Vince
- Species: Southern White Rhinoceros
- Sex: Male
- Born: 22 September 2012 Royal Burgers' Zoo, Arnhem, The Netherlands
- Died: 5 March 2017 (aged 4) Parc Zoologique de Thoiry, Thoiry, Yvelines, France
- Known for: First rhinoceros to be illegally killed inside a zoo in Europe

= Vince (rhinoceros) =

Southern white rhinoceros killed by poachers

Vince (22 September 2012 – 5 March 2017) was a Southern white rhinoceros who was killed by poachers inside a zoo in Thoiry near Paris, France.

==Birth and life==
Vince was born on 22 September 2012 at Royal Burgers' Zoo, Arnhem, Netherlands. He was the second calf produced by 12-year-old Kwanzaa and her 20-year-old mate Gilou. Vince was born six weeks premature. On 6 November 2012 he was introduced to other safari animals at the Zoo.

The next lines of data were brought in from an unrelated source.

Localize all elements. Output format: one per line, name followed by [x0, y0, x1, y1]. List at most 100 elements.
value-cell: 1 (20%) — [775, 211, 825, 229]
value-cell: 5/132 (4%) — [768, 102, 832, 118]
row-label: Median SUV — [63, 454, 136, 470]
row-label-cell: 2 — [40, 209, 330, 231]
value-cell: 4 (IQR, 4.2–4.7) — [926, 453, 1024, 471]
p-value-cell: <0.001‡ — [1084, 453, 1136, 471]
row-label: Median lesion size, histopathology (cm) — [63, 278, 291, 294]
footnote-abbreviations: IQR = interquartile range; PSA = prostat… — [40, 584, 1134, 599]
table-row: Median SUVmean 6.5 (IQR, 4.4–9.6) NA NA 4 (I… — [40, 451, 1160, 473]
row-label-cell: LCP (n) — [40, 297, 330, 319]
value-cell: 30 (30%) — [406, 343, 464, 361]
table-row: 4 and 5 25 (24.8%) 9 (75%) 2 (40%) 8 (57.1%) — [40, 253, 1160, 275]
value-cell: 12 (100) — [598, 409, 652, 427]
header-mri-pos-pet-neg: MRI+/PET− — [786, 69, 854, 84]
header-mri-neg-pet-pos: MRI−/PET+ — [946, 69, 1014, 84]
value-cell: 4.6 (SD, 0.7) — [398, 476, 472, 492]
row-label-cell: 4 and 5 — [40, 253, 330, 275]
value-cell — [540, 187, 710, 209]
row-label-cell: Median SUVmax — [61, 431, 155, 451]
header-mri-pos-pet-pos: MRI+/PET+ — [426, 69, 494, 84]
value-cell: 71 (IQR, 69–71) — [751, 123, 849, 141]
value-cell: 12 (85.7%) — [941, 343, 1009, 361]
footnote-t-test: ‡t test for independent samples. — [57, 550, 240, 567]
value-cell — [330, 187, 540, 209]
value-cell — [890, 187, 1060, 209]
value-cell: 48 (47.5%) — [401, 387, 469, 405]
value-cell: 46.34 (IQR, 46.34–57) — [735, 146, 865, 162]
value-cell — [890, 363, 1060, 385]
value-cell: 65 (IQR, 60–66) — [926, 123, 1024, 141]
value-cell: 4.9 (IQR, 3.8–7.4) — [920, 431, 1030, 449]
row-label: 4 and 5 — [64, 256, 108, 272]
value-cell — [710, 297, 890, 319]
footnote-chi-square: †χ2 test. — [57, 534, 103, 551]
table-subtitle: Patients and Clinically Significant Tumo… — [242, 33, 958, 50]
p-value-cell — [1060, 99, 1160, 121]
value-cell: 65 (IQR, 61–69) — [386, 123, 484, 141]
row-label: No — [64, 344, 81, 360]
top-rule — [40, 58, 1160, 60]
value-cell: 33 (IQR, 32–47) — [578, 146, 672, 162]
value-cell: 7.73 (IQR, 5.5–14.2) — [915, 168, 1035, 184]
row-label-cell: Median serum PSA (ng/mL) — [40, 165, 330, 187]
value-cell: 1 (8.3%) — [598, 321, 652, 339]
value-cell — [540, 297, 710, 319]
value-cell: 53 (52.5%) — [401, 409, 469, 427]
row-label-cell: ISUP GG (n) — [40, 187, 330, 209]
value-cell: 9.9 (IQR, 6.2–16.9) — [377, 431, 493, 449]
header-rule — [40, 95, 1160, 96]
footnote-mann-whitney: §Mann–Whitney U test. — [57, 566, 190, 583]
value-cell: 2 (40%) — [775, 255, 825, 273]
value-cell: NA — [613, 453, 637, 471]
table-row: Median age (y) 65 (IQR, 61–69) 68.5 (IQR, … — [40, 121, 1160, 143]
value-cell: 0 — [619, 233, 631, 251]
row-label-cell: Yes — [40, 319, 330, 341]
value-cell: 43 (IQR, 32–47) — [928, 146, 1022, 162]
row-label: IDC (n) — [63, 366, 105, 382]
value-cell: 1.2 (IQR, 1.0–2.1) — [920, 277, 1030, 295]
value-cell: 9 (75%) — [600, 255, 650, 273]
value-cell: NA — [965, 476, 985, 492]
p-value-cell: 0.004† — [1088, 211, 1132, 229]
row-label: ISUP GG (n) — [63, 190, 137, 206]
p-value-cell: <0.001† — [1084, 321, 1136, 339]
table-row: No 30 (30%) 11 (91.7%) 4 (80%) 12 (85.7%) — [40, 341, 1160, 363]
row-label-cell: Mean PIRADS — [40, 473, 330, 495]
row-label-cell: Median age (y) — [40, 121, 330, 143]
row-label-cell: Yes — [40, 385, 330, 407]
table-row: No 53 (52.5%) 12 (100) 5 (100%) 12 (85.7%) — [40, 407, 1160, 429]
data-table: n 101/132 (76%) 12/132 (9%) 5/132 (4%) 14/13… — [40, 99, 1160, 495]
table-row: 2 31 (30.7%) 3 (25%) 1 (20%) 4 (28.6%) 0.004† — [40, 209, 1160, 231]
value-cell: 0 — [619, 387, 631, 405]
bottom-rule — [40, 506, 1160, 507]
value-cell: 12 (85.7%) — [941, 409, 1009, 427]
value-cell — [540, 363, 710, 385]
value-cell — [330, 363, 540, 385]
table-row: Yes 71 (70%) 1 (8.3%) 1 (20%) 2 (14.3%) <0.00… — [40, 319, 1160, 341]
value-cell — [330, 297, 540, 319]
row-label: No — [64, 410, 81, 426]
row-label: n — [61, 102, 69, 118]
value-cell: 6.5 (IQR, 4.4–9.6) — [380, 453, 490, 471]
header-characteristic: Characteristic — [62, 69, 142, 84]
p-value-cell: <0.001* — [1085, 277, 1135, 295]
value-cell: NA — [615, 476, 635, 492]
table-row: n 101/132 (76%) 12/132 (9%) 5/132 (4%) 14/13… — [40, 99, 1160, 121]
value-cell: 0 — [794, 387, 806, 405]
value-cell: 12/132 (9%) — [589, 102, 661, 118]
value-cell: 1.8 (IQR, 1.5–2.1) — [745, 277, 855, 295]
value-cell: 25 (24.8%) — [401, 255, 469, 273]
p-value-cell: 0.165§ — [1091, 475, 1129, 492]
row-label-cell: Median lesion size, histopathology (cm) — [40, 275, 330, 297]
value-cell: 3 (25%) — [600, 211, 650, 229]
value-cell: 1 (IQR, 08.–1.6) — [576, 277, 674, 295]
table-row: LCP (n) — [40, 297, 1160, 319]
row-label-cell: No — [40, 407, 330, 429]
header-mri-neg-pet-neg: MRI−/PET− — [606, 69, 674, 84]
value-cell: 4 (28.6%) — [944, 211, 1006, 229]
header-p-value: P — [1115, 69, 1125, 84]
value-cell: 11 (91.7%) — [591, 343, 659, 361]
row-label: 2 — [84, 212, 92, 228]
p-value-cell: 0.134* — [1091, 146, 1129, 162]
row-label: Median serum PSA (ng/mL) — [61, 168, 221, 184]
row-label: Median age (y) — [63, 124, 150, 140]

In March 2015, Vince and another rhinoceros Bruno were transferred to Parc Zoologique de Thoiry in France. He lived in an enclosure with two other rhinoceroses, Bruno and Gracie. The three animals bonded, and Vince and Bruno, who were the same age, often played together.

==Killing==
On 5 March 2017, Vince was shot three times and killed by a group of poachers who had broken into the rhino enclosure after the zoo had closed. They removed one of Vince's horns using a chainsaw and only managed to partially saw off his second horn before fleeing. Zoo officials and investigators think the attack was carried out to collect the rhino's horns and sell them on the black market. Rhinoceros horns are used in traditional Chinese medicine and Asian cultures, and a single horn can be sold for up to $300,000 on the black market.

On Vince's death, Thierry Duguet, the head of the zoo, said "There has never been a case like this in a zoo in Europe, an assault of such violence, evidently for this stupid trafficking of rhinoceros horns". French Minister Ségolène Royal called the killing a "criminal act".